Izmeer se racla la gorge bruyamment.
- Oui, juste Ashka, ajouta-t-il d'un ton narquois. Moi, je n'y suis pour rien, voyez-vous !
Kalaar se redressa, assise sur le sable, et envoya une faible tape sur l'épaule du Jahad.
- Merci... à tous les deux, poursuivit-elle dans un souffle.
- Oh, ce n'est pas comme si nous commencions à avoir l'habitude de vous sauver la mise, hein ! plaisanta Izmeer en lui rendant sa tape.
Kalaar fut outrée de ce contact inopportun. puis sourit faiblement. Pourquoi pas, après tout ? Pour un Jahad, il n'est pas si désagréable, pensa-t-elle. Se tournant vers Ashka, la Ligresse rencontra son regard d'émeraude qui la détaillait avec une émotion palpable.
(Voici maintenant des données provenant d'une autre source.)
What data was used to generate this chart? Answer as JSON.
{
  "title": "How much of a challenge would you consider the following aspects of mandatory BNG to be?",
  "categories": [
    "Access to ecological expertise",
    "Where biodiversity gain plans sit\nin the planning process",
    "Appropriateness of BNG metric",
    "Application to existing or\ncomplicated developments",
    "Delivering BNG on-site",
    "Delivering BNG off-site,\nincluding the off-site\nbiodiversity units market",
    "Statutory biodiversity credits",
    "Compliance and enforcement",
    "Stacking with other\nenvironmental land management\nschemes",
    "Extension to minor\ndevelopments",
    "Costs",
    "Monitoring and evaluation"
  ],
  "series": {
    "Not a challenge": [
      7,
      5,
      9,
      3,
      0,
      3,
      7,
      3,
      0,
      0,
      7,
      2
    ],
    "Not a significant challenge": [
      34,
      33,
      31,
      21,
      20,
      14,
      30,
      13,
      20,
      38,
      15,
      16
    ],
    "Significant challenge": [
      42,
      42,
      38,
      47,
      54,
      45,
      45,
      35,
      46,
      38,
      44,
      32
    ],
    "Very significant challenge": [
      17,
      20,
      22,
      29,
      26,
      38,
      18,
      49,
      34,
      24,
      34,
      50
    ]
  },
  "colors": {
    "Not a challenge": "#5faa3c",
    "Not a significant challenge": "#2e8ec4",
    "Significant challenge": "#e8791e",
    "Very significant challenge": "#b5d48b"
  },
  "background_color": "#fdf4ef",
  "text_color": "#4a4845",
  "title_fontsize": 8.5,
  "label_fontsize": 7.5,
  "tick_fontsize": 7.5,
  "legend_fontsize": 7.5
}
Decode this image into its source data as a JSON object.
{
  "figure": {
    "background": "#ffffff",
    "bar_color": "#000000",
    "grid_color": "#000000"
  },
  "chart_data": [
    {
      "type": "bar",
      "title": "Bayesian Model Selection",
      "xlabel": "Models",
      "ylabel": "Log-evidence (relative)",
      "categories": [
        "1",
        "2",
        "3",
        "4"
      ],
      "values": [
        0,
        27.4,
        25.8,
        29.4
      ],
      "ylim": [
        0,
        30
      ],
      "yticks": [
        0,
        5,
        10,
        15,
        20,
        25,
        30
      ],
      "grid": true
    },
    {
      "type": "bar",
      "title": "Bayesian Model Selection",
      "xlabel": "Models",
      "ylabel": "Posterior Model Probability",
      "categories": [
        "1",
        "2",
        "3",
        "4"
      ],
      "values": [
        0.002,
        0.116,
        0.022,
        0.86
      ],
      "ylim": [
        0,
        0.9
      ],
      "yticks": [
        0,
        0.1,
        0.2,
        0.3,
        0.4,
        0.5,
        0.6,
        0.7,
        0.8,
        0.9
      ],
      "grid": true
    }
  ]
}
Le temps se suspendit dans cet instant. L'Evaylienne avait laissé sa main lovée contre la joue de la féline. Au travers sa paume, Kalaar sentit les battements de son cœur battre en chœur avec le sien. Quelque chose s'alluma en elle. Quelque chose de chaud. Doux. Tendre. Quelque chose d'endormi depuis si longtemps.
Kalaar prit la main d'Ashka dans la sienne, et y déposa un baiser.